– Не надо десяти, Алексей Иванович! Хватит четырех!
– Четырех?
– Четырех. Нам бы только взлететь, набрать высоту тысячи полторы, потом вы включаете…
– И на сколько лет вы рассчитываете уйти? На десять? На двадцать?
– Лучше всего на неделю. Вы только включите – и сразу выключите. Чтобы они след потеряли, а очухаться еще не успели. Неделя – самое то. Выныриваем, сразу к земле – и на предельно малой высоте идем на восток…
– Зачем на восток?!
– А пусть нас ловят на западе. А мы пойдем на восток. Летим, сколько хватит топлива, садимся, как сможем, бросаем машину и двигаем дальше. Электричками, товарными поездами, автостопом, хоть пешком – на Алтай!
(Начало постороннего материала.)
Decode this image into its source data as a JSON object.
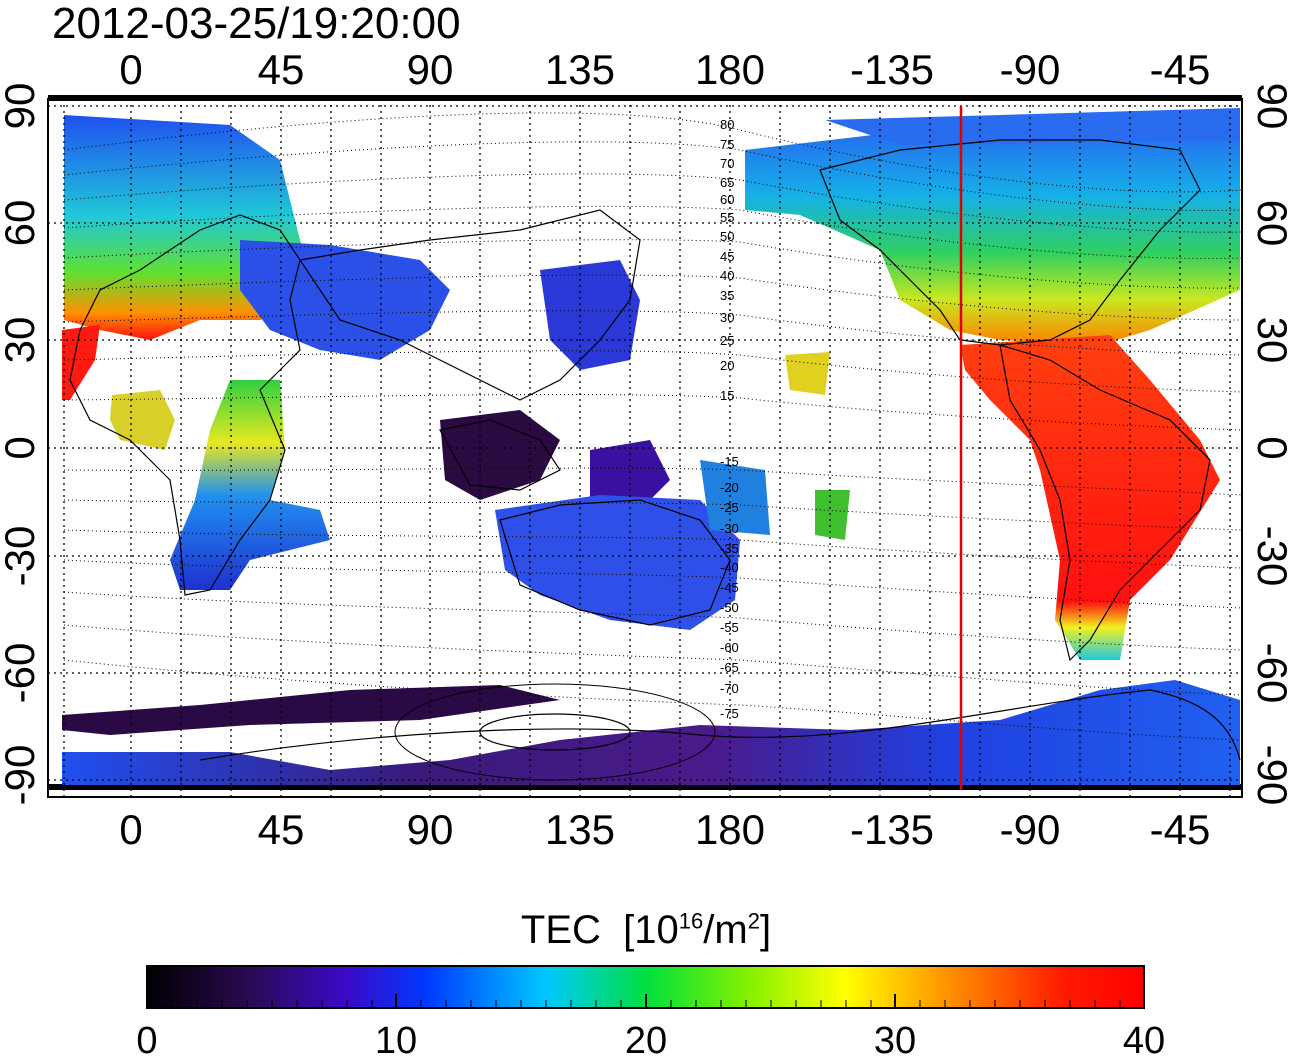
{
  "title": "2012-03-25/19:20:00",
  "map": {
    "lon_ticks": [
      "0",
      "45",
      "90",
      "135",
      "180",
      "-135",
      "-90",
      "-45"
    ],
    "lat_ticks": [
      "90",
      "60",
      "30",
      "0",
      "-30",
      "-60",
      "-90"
    ],
    "terminator_lon": -107,
    "mlat_labels_north": [
      "80",
      "75",
      "70",
      "65",
      "60",
      "55",
      "50",
      "45",
      "40",
      "35",
      "30",
      "25",
      "20",
      "15"
    ],
    "mlat_labels_south": [
      "-15",
      "-20",
      "-25",
      "-30",
      "-35",
      "-40",
      "-45",
      "-50",
      "-55",
      "-60",
      "-65",
      "-70",
      "-75"
    ]
  },
  "colorbar": {
    "label": "TEC",
    "unit_pre": "[10",
    "unit_exp": "16",
    "unit_mid": "/m",
    "unit_exp2": "2",
    "unit_post": "]",
    "ticks": [
      "0",
      "10",
      "20",
      "30",
      "40"
    ],
    "range": [
      0,
      40
    ],
    "colors": [
      "#000000",
      "#3a0a6e",
      "#0030ff",
      "#00e8ff",
      "#00e000",
      "#ffff00",
      "#ff8000",
      "#ff0000"
    ]
  }
}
Забуримся в глушь, к кержакам, там есть такие деревни – живут сами по себе, никакая власть сроду до них не доставала, ни царская, ни советская! И нынешняя эта дерьмократия не достанет.
Завадский фыркнул.
– Что смеетесь, Алексей Иванович? Это, между прочим, не я придумал, здесь многие так ее называют.
– Не обижайтесь, Володя, это я над собой. Помните, я вам говорил, что нельзя уйти в прошлое, а можно только в будущее? А вышло, что надо именно в прошлое.
– Почему?
– Ну, Алтай, эти старообрядческие деревни – это же допетровская Русь, семнадцатый век.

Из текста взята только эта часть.